Articles of Association

The Articles of Association (AOA) is a legal document that sets out the internal regulations of a company. It is filed with the registrar of companies when a company is incorporated. The AOA contains the following information:

  • The management structure of the company (e.g., the number and composition of the board of directors)
  • The voting rights of the shareholders
  • The procedures for calling and conducting shareholder meetings
  • The procedures for appointing and removing directors
  • The procedures for issuing shares and making dividends
  • The procedures for winding up the company

What are the compulsory clauses of an AOA?

The compulsory clauses of an AOA are as follows:

  • Name clause
  • Registered office clause
  • Object clause
  • Liability clause
  • Capital clause
  • Association clause
  • One-Person Company clause

What are the optional clauses of an AOA?

The optional clauses of an AOA are as follows:

  • Restriction on transfer of shares clause
  • Power to alter AOA clause
  • Power to appoint liquidator clause
  • Power to make calls on shares clause
  • Power to issue redeemable shares clause
  • Power to issue preference shares clause
  • Meetings of shareholders clause
  • Directors’ powers clause
  • Dividends clause
  • Winding up clause

MCQs on Articles of Association

  1. Which of the following is not a compulsory clause of an AOA?
    • Name clause
    • Registered office clause
    • Object clause
    • Liability clause
    • Capital clause

The answer is (d). The capital clause is an optional clause of an AOA.

  1. Which of the following is an optional clause of an AOA?
    • Restriction on transfer of shares clause
    • Power to alter AOA clause
    • Power to appoint liquidator clause
    • Power to make calls on shares clause
    • All of the above

The answer is (d). All of the above are optional clauses of an AOA.

  1. Which of the following is not a requirement for a company to have a valid AOA?
    • The AOA must be in writing.
    • The AOA must be signed by all the subscribers to the company’s memorandum of association.
    • The AOA must be filed with the registrar of companies.
    • The AOA must be in the prescribed form.

The answer is (c).
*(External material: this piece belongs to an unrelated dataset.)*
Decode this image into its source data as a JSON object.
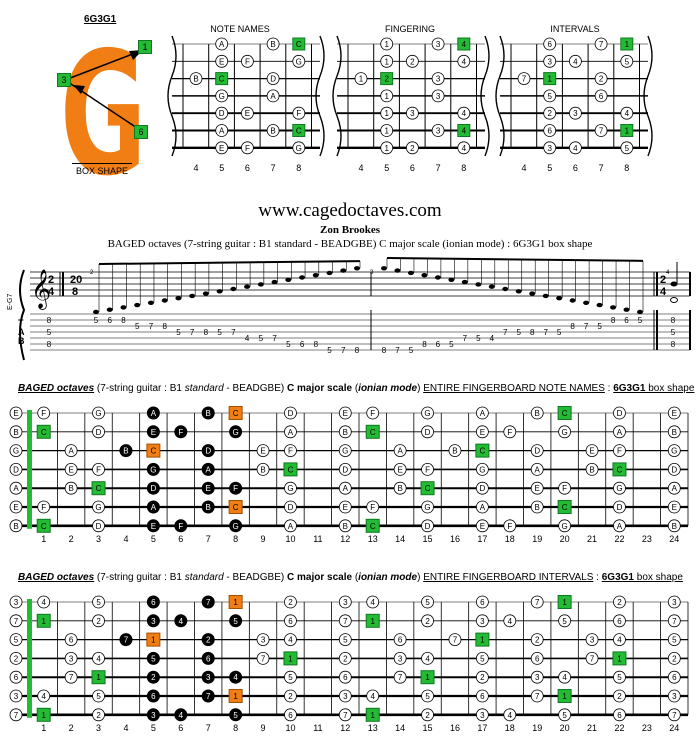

The AOA does not need to be in the prescribed form. The prescribed form is only used for companies incorporated under the Companies Act of 1956.

How are the Articles of Association and Memorandum of Association related?

The Memorandum of Association (MOA) and Articles of Association (AOA) are two important documents that govern the operation of a company. The MOA sets out the basic structure and operations of the company, while the AOA sets out the internal regulations of the company.

The MOA is a public document, while the AOA is a private document. This means that the MOA is available for public inspection, while the AOA is only available to the company’s shareholders and directors.

The MOA and AOA are closely related. The AOA must be consistent with the MOA. This means that the AOA cannot contain any provisions that are inconsistent with the MOA.

If there is a conflict between the MOA and AOA, the MOA will prevail. This is because the MOA is the more important document.